La FAO et des spécialistes ont lancé lundi un cri d'alarme face à la résurgence de la jaunisse fusarienne, une maladie ravageuse pour les plantations de banane, qui pourrait se propager à l'Amérique latine, l'un des principaux producteurs de la planète.

D'ores et déjà signalée en Asie, en Afrique et au Moyen-Orient, cette maladie qui prend la forme d'un champignon très résistant endommage fortement les bananiers en réduisant leur production sans pour autant nuire à la comestibilité du fruit.

Aussi appelée «maladie de Panama», la jaunisse fusarienne «pourrait avoir de sérieuses conséquences pour les planteurs, les négociants et les familles qui tirent leurs moyens d'existence de la filière bananière», a mis en garde Fazil Dusunceli, un phytopathologiste de la FAO, cité dans le communiqué de l'organisation.

«Plus de 100 000 hectares sont pour le moment contaminés», a révélé à l'AFP Gert Kema, directeur du programme de recherche sur la banane mené par l'Université de Wageningen aux Pays-Bas et responsable du site panamadisease.org.

La souche dite TR4 de la maladie infecte principalement les bananes Cavendish, qui avec une présence à hauteur de 47% est la variété la plus commercialisée dans le monde.

Dans les années 50 puis en 1992, la maladie avait déjà frappé causant des dégâts économiques énormes, respectivement de 2,3 milliards de dollars et 400 millions de dollars, selon le site panamadisease.org.

Avec ses 17 millions de tonnes de bananes en circulation (pour une production totale de 130 millions de tonnes, dont la plupart consommés sur place), le commerce international de ce fruit tropical s'élève aujourd'hui à 7 milliards de dollars par an, selon les statistiques de l'organisation onusienne installée à Rome.

La banane est la huitième culture alimentaire mondiale et la quatrième dans les pays les moins avancés, selon la FAO.

«L'Europe et les États-Unis (le plus gros marché avec une consommation de quasi 12 kg par an par Américain, NDLR) sont principalement alimentés par la production latino-américaine. Ils ne sont donc pas encore affectés», explique M. Kema.

Avant de se montrer plus alarmiste: «La question n'est pas de savoir si l'Amérique Latine sera touchée, mais plutôt quand elle le sera"

La Colombie et l'Équateur sont les plus gros producteurs au monde de bananes.

Alors qu'il n'existe aucun remède pour l'éradiquer, la maladie continue à se diffuser à travers la planète véhiculée par les humains et les moyens de transports.

Selon la FAO, la meilleure manière de combattre efficacement la jaunisse fusarienne est d'en prévenir la propagation.

Dans ce sens, Gianluca Gondolini, secrétaire du Forum mondial de la banane auprès de la FAO, préconise «d'augmenter les contrôles gouvernementaux, l'inspection des voyageurs en provenance de zones infectées.
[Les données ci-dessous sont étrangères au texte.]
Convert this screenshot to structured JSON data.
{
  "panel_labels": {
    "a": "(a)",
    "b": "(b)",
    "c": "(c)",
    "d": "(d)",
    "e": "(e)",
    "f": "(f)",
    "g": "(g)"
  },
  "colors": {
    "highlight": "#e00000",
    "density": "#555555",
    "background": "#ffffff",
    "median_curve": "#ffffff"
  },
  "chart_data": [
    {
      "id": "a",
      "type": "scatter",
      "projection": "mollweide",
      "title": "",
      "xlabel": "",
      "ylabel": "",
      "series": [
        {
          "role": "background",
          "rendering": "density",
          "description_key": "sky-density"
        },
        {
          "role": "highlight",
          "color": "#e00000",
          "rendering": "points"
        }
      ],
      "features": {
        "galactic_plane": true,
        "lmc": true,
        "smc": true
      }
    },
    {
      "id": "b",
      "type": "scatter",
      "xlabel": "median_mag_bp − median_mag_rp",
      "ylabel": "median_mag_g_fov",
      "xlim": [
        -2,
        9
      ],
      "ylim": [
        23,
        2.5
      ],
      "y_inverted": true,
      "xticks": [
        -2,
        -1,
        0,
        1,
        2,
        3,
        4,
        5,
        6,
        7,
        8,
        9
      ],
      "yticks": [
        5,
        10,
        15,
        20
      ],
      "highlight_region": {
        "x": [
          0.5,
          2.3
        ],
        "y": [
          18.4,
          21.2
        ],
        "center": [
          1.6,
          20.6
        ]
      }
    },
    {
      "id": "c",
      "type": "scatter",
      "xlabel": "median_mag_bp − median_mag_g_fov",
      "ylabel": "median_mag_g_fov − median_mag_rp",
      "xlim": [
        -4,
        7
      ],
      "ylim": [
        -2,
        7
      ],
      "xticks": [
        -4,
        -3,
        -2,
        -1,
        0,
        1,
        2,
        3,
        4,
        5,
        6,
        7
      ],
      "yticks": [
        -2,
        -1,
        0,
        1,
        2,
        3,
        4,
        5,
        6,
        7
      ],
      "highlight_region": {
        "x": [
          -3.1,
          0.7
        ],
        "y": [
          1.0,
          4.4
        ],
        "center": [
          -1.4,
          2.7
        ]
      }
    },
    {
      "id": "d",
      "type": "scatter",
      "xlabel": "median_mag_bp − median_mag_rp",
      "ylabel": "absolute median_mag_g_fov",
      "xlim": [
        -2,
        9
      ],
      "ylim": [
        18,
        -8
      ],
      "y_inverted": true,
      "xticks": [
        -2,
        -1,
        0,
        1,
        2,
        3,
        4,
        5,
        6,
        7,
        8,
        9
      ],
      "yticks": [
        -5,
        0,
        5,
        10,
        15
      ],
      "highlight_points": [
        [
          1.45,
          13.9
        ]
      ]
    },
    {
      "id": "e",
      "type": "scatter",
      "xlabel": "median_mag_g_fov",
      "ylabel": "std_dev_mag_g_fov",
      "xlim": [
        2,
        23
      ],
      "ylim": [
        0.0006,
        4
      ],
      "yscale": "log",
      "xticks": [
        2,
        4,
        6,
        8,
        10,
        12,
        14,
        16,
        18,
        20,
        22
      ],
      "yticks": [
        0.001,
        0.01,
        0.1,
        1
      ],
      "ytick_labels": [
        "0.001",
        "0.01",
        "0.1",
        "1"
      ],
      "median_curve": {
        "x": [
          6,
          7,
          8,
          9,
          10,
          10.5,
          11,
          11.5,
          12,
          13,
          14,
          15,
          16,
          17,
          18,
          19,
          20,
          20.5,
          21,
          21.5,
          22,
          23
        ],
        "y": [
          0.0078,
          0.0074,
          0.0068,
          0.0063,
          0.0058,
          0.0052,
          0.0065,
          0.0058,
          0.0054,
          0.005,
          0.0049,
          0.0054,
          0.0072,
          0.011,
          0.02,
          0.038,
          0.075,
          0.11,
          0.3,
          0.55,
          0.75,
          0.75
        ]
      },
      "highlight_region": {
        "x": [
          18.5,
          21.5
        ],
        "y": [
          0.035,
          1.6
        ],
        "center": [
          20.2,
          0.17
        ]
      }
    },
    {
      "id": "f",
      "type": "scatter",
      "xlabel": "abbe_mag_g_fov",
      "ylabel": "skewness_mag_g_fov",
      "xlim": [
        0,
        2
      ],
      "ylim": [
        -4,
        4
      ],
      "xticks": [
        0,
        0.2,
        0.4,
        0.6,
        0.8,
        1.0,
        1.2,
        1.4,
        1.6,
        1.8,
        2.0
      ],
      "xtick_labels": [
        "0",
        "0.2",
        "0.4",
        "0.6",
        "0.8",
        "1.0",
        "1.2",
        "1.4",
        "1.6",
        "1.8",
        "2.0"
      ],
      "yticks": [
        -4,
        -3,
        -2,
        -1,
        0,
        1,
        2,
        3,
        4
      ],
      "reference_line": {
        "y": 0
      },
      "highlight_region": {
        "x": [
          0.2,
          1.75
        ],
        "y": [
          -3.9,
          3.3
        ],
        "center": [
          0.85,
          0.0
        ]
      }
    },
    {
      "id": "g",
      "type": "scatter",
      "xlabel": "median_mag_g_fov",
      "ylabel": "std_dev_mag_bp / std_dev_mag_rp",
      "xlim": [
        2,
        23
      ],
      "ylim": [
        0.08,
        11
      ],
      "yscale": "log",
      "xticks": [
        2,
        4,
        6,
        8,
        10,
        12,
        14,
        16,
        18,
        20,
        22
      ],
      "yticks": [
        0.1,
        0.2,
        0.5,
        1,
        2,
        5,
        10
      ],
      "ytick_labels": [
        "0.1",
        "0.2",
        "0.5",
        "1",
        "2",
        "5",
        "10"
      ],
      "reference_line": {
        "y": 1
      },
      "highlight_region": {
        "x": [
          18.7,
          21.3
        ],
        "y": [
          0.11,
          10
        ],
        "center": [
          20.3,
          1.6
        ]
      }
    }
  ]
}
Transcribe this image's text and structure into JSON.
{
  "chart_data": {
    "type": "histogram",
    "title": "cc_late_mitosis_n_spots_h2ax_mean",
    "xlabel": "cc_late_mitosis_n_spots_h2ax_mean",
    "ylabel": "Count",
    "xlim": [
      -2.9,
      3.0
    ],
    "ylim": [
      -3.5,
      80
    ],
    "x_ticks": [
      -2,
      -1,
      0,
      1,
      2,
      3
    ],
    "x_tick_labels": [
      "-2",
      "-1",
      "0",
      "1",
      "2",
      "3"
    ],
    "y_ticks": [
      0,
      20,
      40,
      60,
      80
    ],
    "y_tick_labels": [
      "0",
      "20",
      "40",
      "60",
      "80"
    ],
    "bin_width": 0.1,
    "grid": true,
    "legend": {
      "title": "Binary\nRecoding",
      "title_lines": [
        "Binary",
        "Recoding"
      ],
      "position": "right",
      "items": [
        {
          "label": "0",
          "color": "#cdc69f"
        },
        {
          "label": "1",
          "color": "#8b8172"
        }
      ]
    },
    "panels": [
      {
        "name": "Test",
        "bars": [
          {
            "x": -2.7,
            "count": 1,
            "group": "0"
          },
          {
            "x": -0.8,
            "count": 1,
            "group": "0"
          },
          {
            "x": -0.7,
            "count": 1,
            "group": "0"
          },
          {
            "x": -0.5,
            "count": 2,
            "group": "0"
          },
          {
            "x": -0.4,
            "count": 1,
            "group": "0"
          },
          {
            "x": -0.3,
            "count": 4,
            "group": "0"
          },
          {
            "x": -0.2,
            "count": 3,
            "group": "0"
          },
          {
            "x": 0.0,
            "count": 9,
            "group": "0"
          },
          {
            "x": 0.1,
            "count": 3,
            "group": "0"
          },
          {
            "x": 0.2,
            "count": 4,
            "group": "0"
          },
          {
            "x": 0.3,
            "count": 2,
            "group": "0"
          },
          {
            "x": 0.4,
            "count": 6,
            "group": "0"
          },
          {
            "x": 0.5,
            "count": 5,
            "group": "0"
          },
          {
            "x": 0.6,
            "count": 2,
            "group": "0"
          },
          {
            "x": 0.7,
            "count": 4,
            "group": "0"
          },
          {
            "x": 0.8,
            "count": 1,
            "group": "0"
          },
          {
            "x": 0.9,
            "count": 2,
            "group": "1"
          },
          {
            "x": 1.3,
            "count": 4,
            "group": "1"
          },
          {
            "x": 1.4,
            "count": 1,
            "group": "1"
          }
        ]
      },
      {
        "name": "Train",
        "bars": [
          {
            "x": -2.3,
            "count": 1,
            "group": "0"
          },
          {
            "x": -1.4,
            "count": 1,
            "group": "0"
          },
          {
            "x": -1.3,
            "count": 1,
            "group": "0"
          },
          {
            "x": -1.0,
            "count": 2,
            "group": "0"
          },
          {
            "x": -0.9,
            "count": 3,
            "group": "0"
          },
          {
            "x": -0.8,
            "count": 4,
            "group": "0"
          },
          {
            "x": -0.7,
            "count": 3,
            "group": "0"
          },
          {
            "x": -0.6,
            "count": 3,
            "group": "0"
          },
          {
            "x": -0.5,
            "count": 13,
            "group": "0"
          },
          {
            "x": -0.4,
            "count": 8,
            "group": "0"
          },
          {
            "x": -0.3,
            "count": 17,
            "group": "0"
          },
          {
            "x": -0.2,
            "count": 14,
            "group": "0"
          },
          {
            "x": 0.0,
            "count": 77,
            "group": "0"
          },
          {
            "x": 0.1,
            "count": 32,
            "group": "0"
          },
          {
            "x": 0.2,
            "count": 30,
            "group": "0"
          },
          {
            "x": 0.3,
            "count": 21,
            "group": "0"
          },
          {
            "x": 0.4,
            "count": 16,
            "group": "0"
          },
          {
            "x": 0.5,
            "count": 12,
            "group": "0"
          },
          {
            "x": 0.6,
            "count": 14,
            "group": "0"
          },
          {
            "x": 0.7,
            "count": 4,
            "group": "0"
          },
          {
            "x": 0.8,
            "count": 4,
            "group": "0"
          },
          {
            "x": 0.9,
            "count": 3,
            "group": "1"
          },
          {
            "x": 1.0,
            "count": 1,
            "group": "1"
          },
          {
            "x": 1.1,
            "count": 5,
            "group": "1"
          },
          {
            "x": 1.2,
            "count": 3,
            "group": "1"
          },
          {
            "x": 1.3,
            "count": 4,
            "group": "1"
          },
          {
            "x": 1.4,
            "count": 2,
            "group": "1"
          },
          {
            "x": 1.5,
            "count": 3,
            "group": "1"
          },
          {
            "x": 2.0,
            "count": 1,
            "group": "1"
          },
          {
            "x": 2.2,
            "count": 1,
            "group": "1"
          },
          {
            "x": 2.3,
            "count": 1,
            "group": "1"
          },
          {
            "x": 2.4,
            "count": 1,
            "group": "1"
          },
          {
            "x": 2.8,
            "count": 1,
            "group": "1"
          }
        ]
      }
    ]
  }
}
La sensibilisation et la formation doivent être renforcées, et les moyens de diagnostic développés.»

«La meilleure mesure de prévention reste la quarantaine», ajoute Gert Kema, avant de préciser la nécessité absolue pour les producteurs «de se laver les pieds, les bottes et leurs véhicules à l'intérieur et hors de leurs exploitations agricoles».

Une série de réunions en présence de scientifiques sont prévues au Kenya, en Afrique du Sud et à la Trinité-et-Tobago, dans les prochains jours pour préparer un plan d'action afin d'endiguer l'épidémie et d'anticiper de futures crises.

«De nouvelles espèces de bananes plus résistantes à ce genre de pandémie sont à l'étude», confie Gert Kema.

Ainsi la banane Goldfinger, imperméable à la «maladie de Panama», a déjà été créée par des chercheurs en génétique. Problème: elle aurait un goût de pomme.

«Il faudra des années de recherche pour obtenir un résultat satisfaisant», selon le spécialiste hollandais.